Once you know where the inguinal region is and what makes up its boundaries and contents, you might want to know what inguinal hernias are. A hernia is a protrusion of part of the intestinal tract, greater omentum or just fat through a weakened part of the abdominal wall. In our case, we are talking about a weakness in the inguinal region of the abdominal wall. There are two weakened parts of the lower abdominal wall in the inguinal region: 1)at the deep inguinal ring and 2)at the conjoined tendon. There are two types of inguinal hernias: 1)indirect and 2)direct.

When a hernia occurs at the deep inguinal ring, it is called an indirect inguinal hernia. This type of hernia will carry all the same layers as the spermatic cord and if foreceful enough will end showing through the superficial inguinal ring. This type of hernia is definitively diagnosed at surgery by being lateral to the inferior epigastric artery.

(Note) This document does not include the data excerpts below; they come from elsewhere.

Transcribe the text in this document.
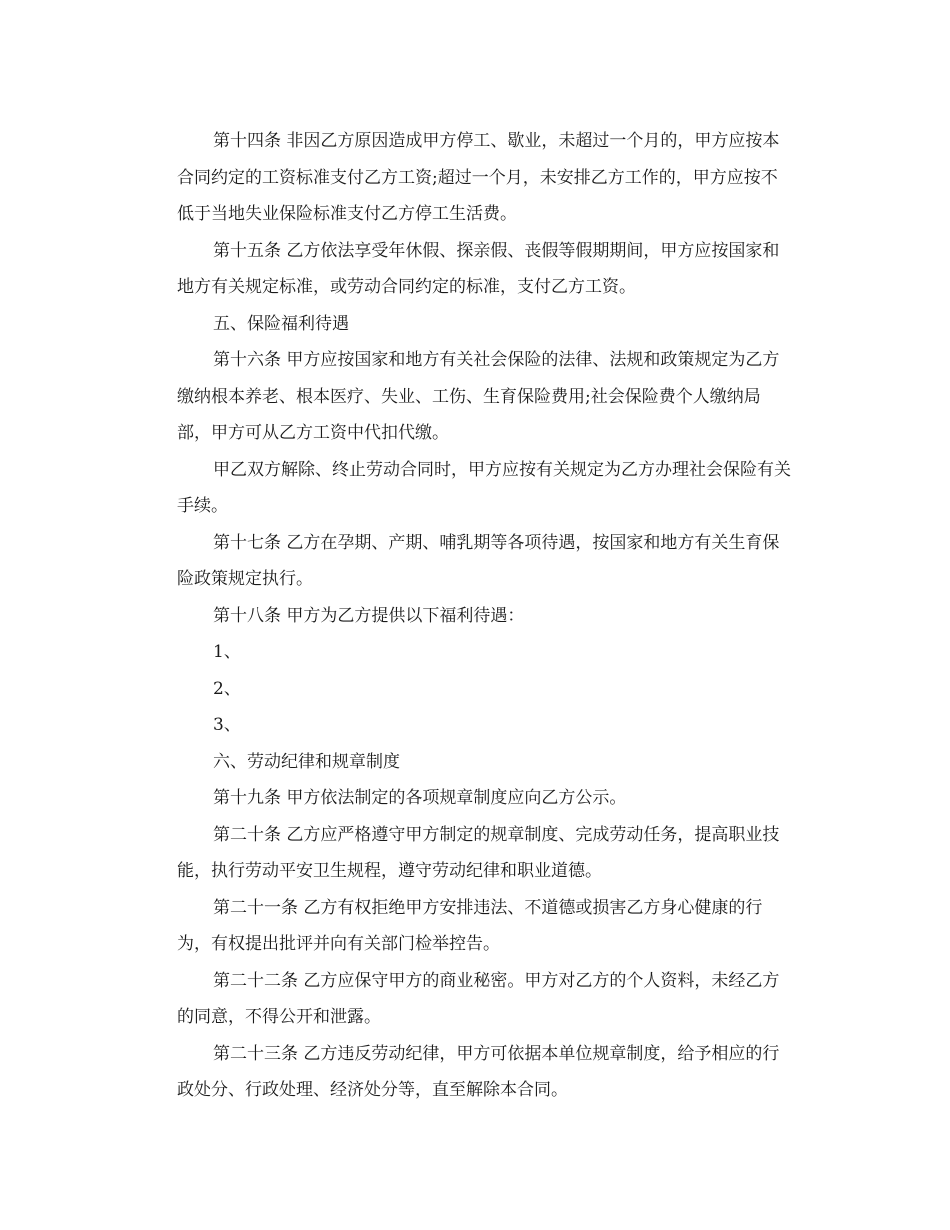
第十四条 非因乙方原因造成甲方停工、歇业，未超过一个月的，甲方应按本
合同约定的工资标准支付乙方工资;超过一个月，未安排乙方工作的，甲方应按不
低于当地失业保险标准支付乙方停工生活费。
第十五条 乙方依法享受年休假、探亲假、丧假等假期期间，甲方应按国家和
地方有关规定标准，或劳动合同约定的标准，支付乙方工资。
五、保险福利待遇
第十六条 甲方应按国家和地方有关社会保险的法律、法规和政策规定为乙方
缴纳根本养老、根本医疗、失业、工伤、生育保险费用;社会保险费个人缴纳局
部，甲方可从乙方工资中代扣代缴。
甲乙双方解除、终止劳动合同时，甲方应按有关规定为乙方办理社会保险有关
手续。
第十七条 乙方在孕期、产期、哺乳期等各项待遇，按国家和地方有关生育保
险政策规定执行。
第十八条 甲方为乙方提供以下福利待遇：
1、
2、
3、
六、劳动纪律和规章制度
第十九条 甲方依法制定的各项规章制度应向乙方公示。
第二十条 乙方应严格遵守甲方制定的规章制度、完成劳动任务，提高职业技
能，执行劳动平安卫生规程，遵守劳动纪律和职业道德。
第二十一条 乙方有权拒绝甲方安排违法、不道德或损害乙方身心健康的行
为，有权提出批评并向有关部门检举控告。
第二十二条 乙方应保守甲方的商业秘密。甲方对乙方的个人资料，未经乙方
的同意，不得公开和泄露。
第二十三条 乙方违反劳动纪律，甲方可依据本单位规章制度，给予相应的行
政处分、行政处理、经济处分等，直至解除本合同。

When a hernia occurs at the conjoined tendon, it is called a direct inguinal hernia. If the force and weakness is great enough, the herniated material will also appear through the superficial ring, but it will not carry all of the layers that the spermatic cord has. At surgery it is definitively diagnosed as direct by being medial to the inferior epigastric artery.


After the spermatic cord traverses the inguinal canal, it leads into the scrotum and to the testes. In order to free the testes and its coverings from the scrotum, the remains of the embryonic gubernaculum testis has to be cut. At this point the testes can be withdrawn from the scrotum. What you see is the outer side of a closed sac called the tunica vaginalis. This must be cut in order to view the parts of the testis.
Once the tunica has been opened, identify the:
  • parietal layer of the tunica vaginalis ptv
  • visceral layer of the tunical vaginalis vtv
  • head of the epididymus h
  • body of the epididymus b
  • tail of the epididymus t
  • sinus of epididymis s
  • appendix epididymis ae
  • testis
  • ductus (vas) deferens dd

    The anterior border of the testis is to your right.

Hydrocele is a condition in which fluid collects in the space c of the tunica vaginalis

Spermatic Cord

If you examine a cross sectional area of the spermatic cord, you will see the following layers:
  • external spermatic fascia
  • cremasteric muscle and fascia
  • genitofemoral nerve gfn
  • internal spermatic fascia
  • ductus deferens dd
  • lymph vessels lv
  • pampiniform plexus of veins ppv. These veins will become the testicular vein.
  • testicular artery

The anterior surface of the spermatic cord is toward the top. During physical examination, the ductus deferens can be felt as a rope-like cord. Surgeons who perform vasectomies can roll the spermatic cord over the pubic bone so that they know exactly where make their incisions.